Rating: B-
Dir: Sam Raimi
Star: Tobey Maguire, Willem Dafoe, Kirsten Dunst, James Franco
Sam Raimi would seem to have been prepping for this one, ever since swinging Liam Neeson through the streets on the end of a rope in Darkman. I speak as someone with no knowledge of the comics at all, yet it still spins a good yarn (hey, I’m compensating for the film’s lack of “web site” jokes). Maguire makes a good hero, and the balance between normal life (largely spent panting forlornly after next-door neighbour Dunst) and his crime-fighting pastimes is well-handled. If there’s a weak point, it’s main villain Green Goblin; when Dafoe puts his mask on, he starts to look and act as if badly dubbed. This is weird, given his genuinely creepy masked performance in Shadow of the Vampire, and does damage the film, as does the over-obvious sequel pointing towards the end.
Yet there’s still plenty to enjoy: a movie-stealing performance from J.K.Simmons as proprietor of The Daily Bugle, Randy ‘Macho-Man’ Savage as a murderous wrestler, and half the cast of Xena in minor roles (Autolycus, Joxer and the gal herself, almost unrecognisable).
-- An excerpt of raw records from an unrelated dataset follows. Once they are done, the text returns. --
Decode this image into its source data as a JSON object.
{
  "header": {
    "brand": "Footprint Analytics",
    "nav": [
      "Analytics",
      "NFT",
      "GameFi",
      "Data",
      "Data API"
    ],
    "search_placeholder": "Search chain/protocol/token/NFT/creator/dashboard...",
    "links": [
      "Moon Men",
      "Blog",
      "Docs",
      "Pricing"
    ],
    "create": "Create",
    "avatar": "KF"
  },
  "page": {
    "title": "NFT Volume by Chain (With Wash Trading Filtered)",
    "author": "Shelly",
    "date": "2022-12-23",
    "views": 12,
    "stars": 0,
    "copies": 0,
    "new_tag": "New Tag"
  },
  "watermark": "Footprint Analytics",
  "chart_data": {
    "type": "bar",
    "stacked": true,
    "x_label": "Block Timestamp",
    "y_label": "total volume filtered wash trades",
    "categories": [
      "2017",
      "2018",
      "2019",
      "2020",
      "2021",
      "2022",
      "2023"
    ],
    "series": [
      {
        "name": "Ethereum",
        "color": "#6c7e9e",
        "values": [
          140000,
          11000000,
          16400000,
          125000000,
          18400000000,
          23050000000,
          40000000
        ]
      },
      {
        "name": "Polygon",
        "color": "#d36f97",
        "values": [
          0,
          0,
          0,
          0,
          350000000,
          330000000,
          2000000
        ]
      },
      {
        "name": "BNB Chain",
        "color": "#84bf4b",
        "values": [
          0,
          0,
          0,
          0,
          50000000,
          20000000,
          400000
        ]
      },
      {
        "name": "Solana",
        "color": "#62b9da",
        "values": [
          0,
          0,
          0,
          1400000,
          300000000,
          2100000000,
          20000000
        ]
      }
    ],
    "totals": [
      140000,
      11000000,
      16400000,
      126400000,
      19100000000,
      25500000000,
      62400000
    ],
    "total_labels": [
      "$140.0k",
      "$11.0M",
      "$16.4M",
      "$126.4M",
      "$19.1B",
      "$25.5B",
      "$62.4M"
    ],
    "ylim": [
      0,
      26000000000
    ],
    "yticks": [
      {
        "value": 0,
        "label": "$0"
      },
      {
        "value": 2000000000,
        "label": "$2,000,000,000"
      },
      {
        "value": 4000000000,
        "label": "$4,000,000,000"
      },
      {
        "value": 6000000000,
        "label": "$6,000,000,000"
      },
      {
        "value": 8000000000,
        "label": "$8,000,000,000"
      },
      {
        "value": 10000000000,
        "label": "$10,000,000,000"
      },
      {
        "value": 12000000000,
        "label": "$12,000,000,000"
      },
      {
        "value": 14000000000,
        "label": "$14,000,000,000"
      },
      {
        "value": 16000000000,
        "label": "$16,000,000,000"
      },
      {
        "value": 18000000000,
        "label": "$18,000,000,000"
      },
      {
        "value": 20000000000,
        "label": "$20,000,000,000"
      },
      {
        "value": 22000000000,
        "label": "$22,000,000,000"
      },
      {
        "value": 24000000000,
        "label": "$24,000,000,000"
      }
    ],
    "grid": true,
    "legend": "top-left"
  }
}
The action is fast and furious, coming on at a pace breathless enough to leave you going, “Hang on – that doesn’t make se…Cool!”. Even the romance angle is less grating than you might expect, despite a resolution that rings false. I hereby declare the 2002 popcorn flick season well and truly open – and nice to see that working with Kevin Costner hasn’t drained Raimi of his will to make movies.